Il problema fondamentale è che, non solo ci perdiamo il resto della cinematografia mondiale, ma addirittura quella locale e in questo ci andiamo a perdere come consumatori e come cittadini, perdendo la nostra varietà di scelta, sia commerciale che culturale.
Infatti, mentre da ragazzo ebbi la fortuna di assistere, da telespettatore, al meglio della cinematografia dei grandi maestri, nonostante la censura filodemocristiana dell’epoca, spesso più realista del re, ma dove si riuscivano a vedere, oltre ai maestri internazionali, i film di Pasolini e di Fellini, di Pontecorvo, di Rosi e di Montaldo, ma anche le commedie di De Sica e i film dell’Albertone nazionale e di tanti, tanti altri, oramai censurati dal diktat del mercato imposto.
E fosse solo questo! C’è anche la logica delle repliche, una logica tesa al risparmio, al massimo guadagno con la minore spesa, perché si ricordi, che la tivù, se esiste, lo è perché deve far soldi, non per far beneficenza alle masse desiderose di fiction.
L’elettrodomestico ti propone più volte all’anno e non solo a Natale; Mamma ho perso l’aereo; film divertente, certo, ormai un classico come La vita è una cosa meravigliosa di Frank Capra, che la Rai trasmetteva ogni anno a Natale, ma potrebbero essercene ancora altri a dilettare le nostre serate televisive anche perché di reti ce ne sono molte di più.
Sempre da ragazzo, la tivù trasmetteva i cicli su Totò, ma sapevo anche chi era Gilberto Govi, Renato Rascel e Macario; oggi, Totò, lo si vede solo sulle nostre reti private, intendo quelle locali a conduzione semi-familiare.
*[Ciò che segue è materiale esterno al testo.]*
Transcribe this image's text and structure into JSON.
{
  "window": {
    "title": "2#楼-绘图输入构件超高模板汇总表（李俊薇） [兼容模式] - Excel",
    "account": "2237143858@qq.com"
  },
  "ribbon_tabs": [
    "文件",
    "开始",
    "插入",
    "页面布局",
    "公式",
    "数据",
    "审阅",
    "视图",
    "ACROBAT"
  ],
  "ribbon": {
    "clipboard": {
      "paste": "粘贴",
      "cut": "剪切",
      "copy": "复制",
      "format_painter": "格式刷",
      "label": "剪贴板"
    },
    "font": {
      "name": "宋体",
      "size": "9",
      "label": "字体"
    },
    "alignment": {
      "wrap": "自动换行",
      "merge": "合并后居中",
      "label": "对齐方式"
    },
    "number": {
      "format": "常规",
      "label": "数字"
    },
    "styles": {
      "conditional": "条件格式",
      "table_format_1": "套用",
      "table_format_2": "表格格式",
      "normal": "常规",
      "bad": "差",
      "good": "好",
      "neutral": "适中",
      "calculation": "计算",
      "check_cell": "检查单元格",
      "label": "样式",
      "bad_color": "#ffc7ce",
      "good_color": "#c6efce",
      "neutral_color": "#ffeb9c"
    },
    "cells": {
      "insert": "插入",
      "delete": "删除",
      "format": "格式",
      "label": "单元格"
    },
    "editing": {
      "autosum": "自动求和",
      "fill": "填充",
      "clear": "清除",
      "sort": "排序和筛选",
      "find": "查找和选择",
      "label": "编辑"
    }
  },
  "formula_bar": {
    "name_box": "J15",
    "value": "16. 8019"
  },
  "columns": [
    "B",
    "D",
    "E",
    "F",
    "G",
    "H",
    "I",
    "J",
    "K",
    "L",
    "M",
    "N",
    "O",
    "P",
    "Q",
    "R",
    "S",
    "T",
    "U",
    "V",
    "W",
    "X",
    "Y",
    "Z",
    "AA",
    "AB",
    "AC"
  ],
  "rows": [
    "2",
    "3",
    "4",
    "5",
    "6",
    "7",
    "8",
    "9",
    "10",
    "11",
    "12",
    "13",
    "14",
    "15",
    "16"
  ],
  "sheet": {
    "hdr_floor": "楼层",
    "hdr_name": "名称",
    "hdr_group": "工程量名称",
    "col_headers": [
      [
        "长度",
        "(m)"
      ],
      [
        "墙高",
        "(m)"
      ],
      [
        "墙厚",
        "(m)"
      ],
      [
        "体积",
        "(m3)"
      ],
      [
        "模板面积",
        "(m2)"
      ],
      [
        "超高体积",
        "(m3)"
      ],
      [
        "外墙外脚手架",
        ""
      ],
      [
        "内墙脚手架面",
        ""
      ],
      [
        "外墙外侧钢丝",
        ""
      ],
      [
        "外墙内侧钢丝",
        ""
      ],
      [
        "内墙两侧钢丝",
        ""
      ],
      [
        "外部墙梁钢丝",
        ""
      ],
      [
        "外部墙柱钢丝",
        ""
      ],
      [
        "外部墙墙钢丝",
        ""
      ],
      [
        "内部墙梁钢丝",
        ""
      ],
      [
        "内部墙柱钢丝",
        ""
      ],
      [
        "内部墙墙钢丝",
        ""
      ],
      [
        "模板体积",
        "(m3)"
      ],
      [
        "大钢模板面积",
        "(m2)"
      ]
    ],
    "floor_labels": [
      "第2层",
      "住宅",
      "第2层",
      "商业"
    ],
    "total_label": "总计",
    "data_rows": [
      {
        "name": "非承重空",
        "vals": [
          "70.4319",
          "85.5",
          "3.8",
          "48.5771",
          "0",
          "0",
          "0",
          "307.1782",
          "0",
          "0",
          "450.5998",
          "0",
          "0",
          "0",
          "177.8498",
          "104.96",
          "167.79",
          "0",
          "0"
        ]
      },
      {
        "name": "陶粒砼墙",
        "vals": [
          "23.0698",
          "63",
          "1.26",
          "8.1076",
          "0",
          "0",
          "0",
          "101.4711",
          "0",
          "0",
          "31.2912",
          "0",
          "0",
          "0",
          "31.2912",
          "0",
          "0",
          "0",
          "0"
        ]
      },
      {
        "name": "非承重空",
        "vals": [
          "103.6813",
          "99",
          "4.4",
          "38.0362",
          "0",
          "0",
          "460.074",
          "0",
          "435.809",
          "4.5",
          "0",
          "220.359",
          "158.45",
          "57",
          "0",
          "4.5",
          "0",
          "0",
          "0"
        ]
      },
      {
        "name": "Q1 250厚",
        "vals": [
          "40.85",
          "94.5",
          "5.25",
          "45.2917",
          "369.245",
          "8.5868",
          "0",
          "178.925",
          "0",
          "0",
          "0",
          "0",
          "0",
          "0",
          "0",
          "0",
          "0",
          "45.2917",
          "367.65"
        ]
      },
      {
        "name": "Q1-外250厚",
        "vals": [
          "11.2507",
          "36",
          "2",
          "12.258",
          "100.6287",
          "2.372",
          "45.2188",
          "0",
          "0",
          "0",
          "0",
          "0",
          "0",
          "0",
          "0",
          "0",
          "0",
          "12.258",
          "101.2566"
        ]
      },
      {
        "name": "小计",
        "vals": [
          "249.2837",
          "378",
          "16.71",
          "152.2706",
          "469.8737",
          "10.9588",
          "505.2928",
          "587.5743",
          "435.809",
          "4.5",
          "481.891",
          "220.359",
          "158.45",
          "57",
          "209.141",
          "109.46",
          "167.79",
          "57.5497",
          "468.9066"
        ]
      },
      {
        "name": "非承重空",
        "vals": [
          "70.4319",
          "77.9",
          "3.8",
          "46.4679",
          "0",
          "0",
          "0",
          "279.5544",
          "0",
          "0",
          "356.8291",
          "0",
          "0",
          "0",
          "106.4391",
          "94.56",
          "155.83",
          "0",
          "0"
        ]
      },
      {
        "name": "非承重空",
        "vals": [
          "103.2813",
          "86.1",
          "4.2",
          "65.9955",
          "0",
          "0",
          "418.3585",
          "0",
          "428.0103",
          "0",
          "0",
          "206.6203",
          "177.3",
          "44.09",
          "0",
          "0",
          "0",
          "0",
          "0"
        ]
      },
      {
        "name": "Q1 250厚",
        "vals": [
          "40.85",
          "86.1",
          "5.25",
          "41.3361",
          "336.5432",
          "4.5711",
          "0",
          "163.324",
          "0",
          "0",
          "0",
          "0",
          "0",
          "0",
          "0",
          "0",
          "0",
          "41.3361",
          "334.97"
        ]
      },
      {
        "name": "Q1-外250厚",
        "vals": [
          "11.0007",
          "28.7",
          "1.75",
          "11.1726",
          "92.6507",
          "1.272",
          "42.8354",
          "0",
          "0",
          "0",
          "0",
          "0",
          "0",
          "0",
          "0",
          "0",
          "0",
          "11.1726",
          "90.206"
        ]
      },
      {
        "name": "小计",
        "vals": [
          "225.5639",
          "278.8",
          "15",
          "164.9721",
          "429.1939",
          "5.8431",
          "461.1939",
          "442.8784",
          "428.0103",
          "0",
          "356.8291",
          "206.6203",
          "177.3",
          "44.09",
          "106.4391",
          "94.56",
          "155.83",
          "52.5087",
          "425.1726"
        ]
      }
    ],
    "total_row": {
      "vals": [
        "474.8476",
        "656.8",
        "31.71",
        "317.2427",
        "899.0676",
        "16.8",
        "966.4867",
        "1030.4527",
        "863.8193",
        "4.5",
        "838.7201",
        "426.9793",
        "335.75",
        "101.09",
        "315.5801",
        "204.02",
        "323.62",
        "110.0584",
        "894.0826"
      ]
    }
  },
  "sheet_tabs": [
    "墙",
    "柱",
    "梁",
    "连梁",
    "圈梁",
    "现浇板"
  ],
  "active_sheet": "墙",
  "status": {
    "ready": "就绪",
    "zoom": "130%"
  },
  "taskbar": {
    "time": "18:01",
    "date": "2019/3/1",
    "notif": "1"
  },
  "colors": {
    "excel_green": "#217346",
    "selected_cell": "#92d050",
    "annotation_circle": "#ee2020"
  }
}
Spesso ho posto una domanda a chi promuove e a chi fruisce delle trasmissioni televisive, chiedendo il perché, una volta, in televisione c’era la letteratura e oggi ci sono invece solo veline, medici e poliziotti e chiedendo anche il perché si vedesse sempre meno italiano in giro. Spesso mi è stato risposto che il pubblico, quello vuole! E chi pubblico era rispondeva: – quelli questo ci propongono! –
Secondo me i problemi sono due. Un primo problema è quello legato al fatto che siamo talmente legati al canone cinematografico americano che non ne riconosciamo altri, tanto di considerarlo non solo come mezzo di divertimento ma anche informativo.
Questo potrebbe anche starci, il messaggio artistico dà anche un’informazione ma fino a che punto eravamo convinti che i cow-boy erano vittime e non carnefici degli indiani?
Quando poi la televisione era di stato, quando lo era veramente, aveva anche una funzione educatrice, ci permetteva, con l’ottica dell’epoca, di avere un’offerta più variegata di oggi.
Si conosceva il presente ma si conosceva anche il passato, quello che avevano visto i nostri genitori, oggi purtroppo no! Forse solo se hai la parabola o una scheda puoi accedere a qualcosa di più, altrimenti devi assistere al nulla continuo, al giovanilismo estremo di un mondo che è invece sempre più vecchio e alienato, oppure no!
Magari si potrebbe scegliere di andare fuori, uscire e andare a teatro o semplicemente passeggiare per le nostre deserte strade, nelle nostre miti serate invernali e guardar sorgere le stelle.